Why I worry about the confidence fairy
I’m a fan of Paul Krugman – he writes well and frequently, I share many of his views and he has the added enhancement of having won a Nobel Prize. Because of this many left leaning commentators in the UK (myself included) frequently quote him to add credibility to a view they are expressing. So I don’t disagree with him lightly. But I worry that one argument he has been pushing lately may be off-target in a US context and actually dangerous in a UK one. I’m talking about the idea of the ‘confidence fairy’.
Krugman argues that much of the US (and indeed European) right are basing their economic agenda on a believe in an imaginary ‘confidence fairy’. They (the right) argue that any increase in government spending would cause more uncertainty, damaging the confidence of business (and possibly consumers) further and leading to a fall in investment (and possibly consumption) that would more than offset the expansionary effects of further government spending.
The US has the advantage of being the world’s sole issuer of the reserve currency of choice, so in a US context Krugman is on firmer ground. But this isn’t an advantage which the UK has.
I think it’s right to worry about the ‘confidence fairy’, indeed I think not to worry about the confidence fairy would be actually dangerous.
As I’ve been trying to explain for the past few months, the fiscal policy debate is actually fairly nuanced. The real debate is about a balance of risks – the risk of extreme austerity hammering the recovery versus the risk of a bond market taking fright at a slower pace of fiscal adjustment and driving up interest rates. The Treasury places more emphasis on the later risk, whilst I worry more about the former.
But that isn’t to say that the later risk doesn’t exist.
I supported the then government’s fiscal stimulus in late 2008 and would have liked to have seen a second stimulus at the 2009 budget. Demand was falling off a cliff in late 2008 and the VAT cut (not my ideal type of stimulus it must be said) together with the bringing forward of investment stopped the economy falling off a cliff. A second stimulus (more focussed on investment) possibly would have meant that the recession ended earlier than it did and helped to kick start a more robust recovery. We’ll never really know.
But I think there is a difference between arguing the case for a stimulus in late 2008/09, at a time when most world governments were doing the same, and arguing for one now (as some on the left are doing|).
Britain is a very open economy, we have a high propensity to import – I worry that a stimulus in Britain alone would mainly leak abroad with less macroeconomic impact that it’s proponents claim. In effect government debt would be increased without a large kicker to growth. And much as many on the left don’t want to face this – there would be a market reaction. Osborne, Cameron, Clegg and co are wrong to argue that Britain was ‘on the brink of bankruptcy’ last May. There is simply no evidence for that in the market prices of UK government debt at that time. But this was, at least partially, because of the existence of the strong framework for deficit reduction set out by Darling.

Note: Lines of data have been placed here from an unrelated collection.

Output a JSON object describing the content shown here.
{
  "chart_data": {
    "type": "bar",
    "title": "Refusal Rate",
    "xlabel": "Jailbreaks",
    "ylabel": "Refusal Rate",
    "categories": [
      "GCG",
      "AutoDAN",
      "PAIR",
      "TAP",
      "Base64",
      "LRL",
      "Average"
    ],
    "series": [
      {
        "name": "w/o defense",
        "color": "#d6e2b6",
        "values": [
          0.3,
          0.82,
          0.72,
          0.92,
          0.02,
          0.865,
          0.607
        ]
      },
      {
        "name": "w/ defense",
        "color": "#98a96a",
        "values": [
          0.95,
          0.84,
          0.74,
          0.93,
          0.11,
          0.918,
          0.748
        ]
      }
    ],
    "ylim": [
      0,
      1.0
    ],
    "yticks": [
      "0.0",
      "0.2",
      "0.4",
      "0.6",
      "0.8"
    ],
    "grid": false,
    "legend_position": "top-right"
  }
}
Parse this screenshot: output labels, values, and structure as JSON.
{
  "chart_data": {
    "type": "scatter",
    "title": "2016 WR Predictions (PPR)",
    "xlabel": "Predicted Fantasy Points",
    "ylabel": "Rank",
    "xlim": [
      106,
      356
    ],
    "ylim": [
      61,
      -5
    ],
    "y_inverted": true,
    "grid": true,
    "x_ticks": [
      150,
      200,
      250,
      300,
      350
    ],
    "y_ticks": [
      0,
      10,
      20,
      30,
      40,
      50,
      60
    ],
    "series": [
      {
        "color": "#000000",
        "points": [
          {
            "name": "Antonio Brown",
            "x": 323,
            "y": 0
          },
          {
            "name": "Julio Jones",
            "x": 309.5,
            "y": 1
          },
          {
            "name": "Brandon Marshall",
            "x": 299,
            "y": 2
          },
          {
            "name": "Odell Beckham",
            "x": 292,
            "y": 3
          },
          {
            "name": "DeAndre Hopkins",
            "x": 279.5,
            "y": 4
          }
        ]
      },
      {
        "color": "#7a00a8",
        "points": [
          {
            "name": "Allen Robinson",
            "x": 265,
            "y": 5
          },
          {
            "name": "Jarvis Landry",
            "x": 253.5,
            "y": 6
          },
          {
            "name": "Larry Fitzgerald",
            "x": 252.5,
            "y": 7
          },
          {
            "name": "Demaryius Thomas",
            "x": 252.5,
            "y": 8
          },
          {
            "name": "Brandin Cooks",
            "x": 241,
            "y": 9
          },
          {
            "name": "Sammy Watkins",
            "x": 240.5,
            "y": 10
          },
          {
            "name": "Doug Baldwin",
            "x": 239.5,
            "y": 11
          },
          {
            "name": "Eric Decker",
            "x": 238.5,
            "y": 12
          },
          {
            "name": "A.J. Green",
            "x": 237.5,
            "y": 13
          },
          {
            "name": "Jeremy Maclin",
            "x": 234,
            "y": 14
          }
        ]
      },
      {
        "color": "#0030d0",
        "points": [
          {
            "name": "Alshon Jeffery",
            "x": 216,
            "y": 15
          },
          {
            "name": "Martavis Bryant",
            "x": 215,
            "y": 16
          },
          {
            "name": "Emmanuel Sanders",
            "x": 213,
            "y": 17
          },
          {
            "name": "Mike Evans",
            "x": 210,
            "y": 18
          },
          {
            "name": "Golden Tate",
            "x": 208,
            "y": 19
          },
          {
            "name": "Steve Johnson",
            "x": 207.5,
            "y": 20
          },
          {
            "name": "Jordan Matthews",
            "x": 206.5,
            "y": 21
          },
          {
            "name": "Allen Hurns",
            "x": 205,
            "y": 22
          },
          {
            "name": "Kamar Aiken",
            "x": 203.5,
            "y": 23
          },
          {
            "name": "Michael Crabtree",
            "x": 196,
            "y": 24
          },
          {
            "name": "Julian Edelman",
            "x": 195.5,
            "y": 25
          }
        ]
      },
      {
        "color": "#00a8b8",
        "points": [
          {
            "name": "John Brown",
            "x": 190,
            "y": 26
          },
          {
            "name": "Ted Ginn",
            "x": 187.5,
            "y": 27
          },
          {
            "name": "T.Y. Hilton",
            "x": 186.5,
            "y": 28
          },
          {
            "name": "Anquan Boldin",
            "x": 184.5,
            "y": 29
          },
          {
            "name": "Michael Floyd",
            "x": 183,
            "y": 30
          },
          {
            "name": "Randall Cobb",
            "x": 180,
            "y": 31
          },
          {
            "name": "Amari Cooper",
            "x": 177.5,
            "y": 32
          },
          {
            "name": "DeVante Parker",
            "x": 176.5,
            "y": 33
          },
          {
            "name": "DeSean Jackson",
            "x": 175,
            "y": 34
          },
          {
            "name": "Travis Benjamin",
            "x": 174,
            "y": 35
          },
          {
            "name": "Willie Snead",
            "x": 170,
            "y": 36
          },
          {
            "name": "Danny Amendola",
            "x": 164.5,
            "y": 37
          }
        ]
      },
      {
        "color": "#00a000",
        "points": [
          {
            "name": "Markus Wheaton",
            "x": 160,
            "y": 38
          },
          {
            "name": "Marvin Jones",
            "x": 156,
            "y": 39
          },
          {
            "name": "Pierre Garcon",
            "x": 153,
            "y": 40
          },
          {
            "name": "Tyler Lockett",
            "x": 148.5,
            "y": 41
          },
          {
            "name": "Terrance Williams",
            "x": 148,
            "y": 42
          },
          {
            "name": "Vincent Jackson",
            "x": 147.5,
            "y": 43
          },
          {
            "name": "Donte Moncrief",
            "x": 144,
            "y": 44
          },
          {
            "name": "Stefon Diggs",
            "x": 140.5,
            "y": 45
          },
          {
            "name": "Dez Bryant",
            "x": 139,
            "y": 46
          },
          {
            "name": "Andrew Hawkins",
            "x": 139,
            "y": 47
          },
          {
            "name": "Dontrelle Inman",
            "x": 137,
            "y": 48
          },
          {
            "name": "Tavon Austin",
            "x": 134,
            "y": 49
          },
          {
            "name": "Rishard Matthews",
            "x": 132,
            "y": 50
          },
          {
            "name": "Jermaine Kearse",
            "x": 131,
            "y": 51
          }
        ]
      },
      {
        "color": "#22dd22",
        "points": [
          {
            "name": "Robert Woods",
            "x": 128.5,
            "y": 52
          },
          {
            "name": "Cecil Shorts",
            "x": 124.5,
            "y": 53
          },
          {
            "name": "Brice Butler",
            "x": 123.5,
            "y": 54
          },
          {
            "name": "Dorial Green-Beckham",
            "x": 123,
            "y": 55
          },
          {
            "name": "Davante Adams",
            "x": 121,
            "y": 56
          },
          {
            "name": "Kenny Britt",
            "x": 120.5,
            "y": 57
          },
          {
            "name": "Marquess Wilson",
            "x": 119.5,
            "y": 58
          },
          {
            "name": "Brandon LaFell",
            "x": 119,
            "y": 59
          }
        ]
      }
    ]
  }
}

There is room for a more growth friendly fiscal consolidation – using a higher banks’ levy and/or bonus tax to fund specific earmarked, high impact programmes such as more social home building for example. Equally the pace, if not the end point, of deficit reduction can be changed. As I have argued before I am a fan of the Dolphin/Lent proposed ’deficit reduction averaging’ approach – whereby the pace of reduction would be adjusted to reflect the strength of the underlying economy. I think this is actually a more credible and realistic course than either the Darling or Osborne plans.
We have seen since May last year the importance of confidence. Osborne’s over-tough talk and the general air of gloom he created, led to a collapse in consumer and business optimism. The result of which has been six months of zero growth and stagnation before his fiscal adjustment has even started to really bite. As I have argued, Osborne has placed too much stress on appeasing bond markets and not enough on supporting the real economy. But that doesn’t mean there should be no stress on keeping the markets on side.
What I am trying to say is that the traditional macroeconomic policy levers are failing. A spending led stimulus programme risks higher debt for no real growth impact, tax cuts (Osborne’s preferred ‘growth package’) seems a exercise in wishful thinking with little evidence that it would help, interest rates cannot be cut further and more monetary stimulus (QE) would probably simply result in higher asset prices.
George Osborne has got it wrong. His fiscal contraction is too deep and damages the economy, his corporation tax cuts and emphasis on further labour market flexibility are unlikely achieve higher growth. But that doesn’t mean proposing the opposite is the right course either. Talking about a ‘confidence fairy’ is unlikely to help.
In an ideal world we won’t be starting from here. But here is where we are.
Labour needs new and original policies. Policies which aim to make the economy less dependent on increasing debt (either government or private), policies which help wages to grow and allow for solid, domestic, private sector growth.